Monte Carlo studies of Ising spin-glass systems: Aging behavior and crossover between equilibrium and nonequilibrium dynamics

Abstract

The crossover between quasiequilibrium and nonequilibrium spin-glass dynamics has been studied in Monte Carlo simulations of two- and three-dimensional short-range Ising spin-glass systems. The spin system was quenched in zero field to a low temperature T. After equilibrating for a time ${\mathit{t}}_{\mathit{w}}$, a weak magnetic field was applied and the time dependence of the magnetization M(t) and the spin autocorrelation function q(t) was studied.
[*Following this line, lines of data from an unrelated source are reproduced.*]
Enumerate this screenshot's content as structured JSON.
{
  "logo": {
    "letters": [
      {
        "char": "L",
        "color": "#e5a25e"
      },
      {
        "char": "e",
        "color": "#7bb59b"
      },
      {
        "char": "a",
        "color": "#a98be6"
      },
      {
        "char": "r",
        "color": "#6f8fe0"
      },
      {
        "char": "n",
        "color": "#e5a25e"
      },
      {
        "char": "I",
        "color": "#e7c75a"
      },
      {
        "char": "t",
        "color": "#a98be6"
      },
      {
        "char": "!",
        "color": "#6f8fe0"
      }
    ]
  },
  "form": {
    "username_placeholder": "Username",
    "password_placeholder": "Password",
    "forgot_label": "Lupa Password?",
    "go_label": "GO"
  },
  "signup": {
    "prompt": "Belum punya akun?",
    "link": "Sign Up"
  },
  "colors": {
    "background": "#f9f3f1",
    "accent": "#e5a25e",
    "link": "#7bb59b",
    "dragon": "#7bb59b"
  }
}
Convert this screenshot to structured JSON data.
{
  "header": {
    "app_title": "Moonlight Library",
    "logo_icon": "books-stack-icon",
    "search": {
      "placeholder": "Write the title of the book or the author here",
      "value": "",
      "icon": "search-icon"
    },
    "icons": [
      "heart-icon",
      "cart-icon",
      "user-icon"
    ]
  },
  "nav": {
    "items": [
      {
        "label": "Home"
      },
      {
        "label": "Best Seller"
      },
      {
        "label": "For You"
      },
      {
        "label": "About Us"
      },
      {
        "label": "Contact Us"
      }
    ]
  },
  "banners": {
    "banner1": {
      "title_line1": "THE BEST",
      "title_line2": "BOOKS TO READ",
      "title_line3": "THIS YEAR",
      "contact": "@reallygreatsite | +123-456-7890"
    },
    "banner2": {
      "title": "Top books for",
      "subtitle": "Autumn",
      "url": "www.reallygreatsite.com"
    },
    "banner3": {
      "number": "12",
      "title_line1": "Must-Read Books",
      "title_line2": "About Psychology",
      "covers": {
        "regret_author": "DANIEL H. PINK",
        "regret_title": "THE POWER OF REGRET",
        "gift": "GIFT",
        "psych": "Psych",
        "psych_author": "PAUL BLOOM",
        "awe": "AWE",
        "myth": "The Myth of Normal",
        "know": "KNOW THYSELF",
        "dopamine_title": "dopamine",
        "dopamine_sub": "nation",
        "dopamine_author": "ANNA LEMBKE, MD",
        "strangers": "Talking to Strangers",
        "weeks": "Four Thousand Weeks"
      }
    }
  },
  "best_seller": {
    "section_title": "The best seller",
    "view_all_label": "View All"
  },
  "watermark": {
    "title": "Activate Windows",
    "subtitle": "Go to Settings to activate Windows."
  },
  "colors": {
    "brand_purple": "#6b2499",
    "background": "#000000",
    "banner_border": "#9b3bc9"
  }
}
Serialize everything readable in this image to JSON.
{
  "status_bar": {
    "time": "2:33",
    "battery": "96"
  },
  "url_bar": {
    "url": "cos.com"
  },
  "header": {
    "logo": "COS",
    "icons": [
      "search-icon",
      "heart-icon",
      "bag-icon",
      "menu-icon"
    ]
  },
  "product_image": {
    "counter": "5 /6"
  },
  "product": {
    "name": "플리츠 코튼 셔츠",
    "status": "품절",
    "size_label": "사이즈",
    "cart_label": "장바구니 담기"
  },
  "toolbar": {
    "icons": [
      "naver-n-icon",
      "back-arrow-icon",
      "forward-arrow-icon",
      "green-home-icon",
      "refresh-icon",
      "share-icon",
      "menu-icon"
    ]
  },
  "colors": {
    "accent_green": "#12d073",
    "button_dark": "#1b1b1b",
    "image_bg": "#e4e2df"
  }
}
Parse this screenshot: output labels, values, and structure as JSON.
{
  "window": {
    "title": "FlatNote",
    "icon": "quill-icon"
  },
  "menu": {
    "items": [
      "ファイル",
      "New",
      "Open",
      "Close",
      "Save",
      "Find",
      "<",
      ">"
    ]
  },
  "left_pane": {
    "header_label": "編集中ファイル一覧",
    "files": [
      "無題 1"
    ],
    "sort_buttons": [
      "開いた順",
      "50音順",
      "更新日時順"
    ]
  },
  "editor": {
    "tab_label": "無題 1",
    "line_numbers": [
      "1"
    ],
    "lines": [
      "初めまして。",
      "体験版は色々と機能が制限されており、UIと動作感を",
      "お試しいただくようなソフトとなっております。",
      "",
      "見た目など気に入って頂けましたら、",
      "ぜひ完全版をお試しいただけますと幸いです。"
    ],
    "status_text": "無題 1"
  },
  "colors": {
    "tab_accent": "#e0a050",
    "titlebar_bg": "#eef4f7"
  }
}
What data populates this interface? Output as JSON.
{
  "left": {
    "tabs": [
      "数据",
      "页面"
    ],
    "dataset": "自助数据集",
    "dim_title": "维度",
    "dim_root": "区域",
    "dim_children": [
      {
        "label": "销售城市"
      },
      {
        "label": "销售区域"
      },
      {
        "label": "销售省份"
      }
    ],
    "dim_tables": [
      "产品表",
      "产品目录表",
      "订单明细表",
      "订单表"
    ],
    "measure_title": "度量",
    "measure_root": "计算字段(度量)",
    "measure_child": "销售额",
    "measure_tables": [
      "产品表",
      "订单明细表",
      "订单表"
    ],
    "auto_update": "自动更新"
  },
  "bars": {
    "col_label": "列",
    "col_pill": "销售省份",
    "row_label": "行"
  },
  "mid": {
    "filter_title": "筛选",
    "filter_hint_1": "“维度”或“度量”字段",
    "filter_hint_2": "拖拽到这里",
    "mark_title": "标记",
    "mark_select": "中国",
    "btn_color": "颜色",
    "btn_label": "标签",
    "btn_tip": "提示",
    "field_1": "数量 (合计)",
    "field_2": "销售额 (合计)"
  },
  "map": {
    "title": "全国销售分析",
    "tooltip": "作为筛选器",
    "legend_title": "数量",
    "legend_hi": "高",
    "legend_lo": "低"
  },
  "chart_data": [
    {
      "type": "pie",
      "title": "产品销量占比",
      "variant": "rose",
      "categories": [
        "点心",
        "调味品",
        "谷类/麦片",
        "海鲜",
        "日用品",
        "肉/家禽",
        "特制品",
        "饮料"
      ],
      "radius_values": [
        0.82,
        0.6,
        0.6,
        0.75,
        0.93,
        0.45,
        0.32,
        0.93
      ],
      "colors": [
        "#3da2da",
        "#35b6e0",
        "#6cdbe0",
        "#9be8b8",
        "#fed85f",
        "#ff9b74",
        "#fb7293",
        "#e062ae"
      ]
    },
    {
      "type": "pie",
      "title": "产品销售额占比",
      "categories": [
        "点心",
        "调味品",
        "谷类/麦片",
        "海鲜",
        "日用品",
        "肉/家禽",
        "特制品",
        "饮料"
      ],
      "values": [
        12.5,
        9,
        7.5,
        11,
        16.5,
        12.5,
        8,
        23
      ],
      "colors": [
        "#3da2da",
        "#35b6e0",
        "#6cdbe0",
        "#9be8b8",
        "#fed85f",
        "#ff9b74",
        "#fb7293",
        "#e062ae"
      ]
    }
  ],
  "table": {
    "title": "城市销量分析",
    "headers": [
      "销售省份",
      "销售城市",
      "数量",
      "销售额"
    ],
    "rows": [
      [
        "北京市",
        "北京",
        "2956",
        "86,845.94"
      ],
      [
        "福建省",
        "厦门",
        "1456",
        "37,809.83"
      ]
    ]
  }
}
Our results show that the relaxation rate S(t)=∂M(t)/∂ ${\log }_{10}$(t) exhibits a maximum at t≊${\mathit{t}}_{\mathit{w}}$. If the temperature is lowered or raised, immediately prior to the field application, the apparent age (${\mathit{t}}_{\mathit{a}}$) of the system, as defined by the maximum in relaxation rate, is shifted to longer or shorter time scales, respectively. No significant differences between the aging behavior in two and three dimensions are found. The relation χ(t)=[1-q(t)]/T holds only for short time scales (t≪${\mathit{t}}_{\mathit{w}}$), clear deviations are found at longer time scales (t>${\mathit{t}}_{\mathit{w}}$). Since this relation should according to the fluctuation-dissipation theorem hold for a system in equilibrium, this result is interpreted as an indication of a crossover between equilibrium and nonequilibrium dynamics. Our results are qualitatively in agreement with experiments as well as with theoretical models for the nonequilibrium spin-glass dynamics.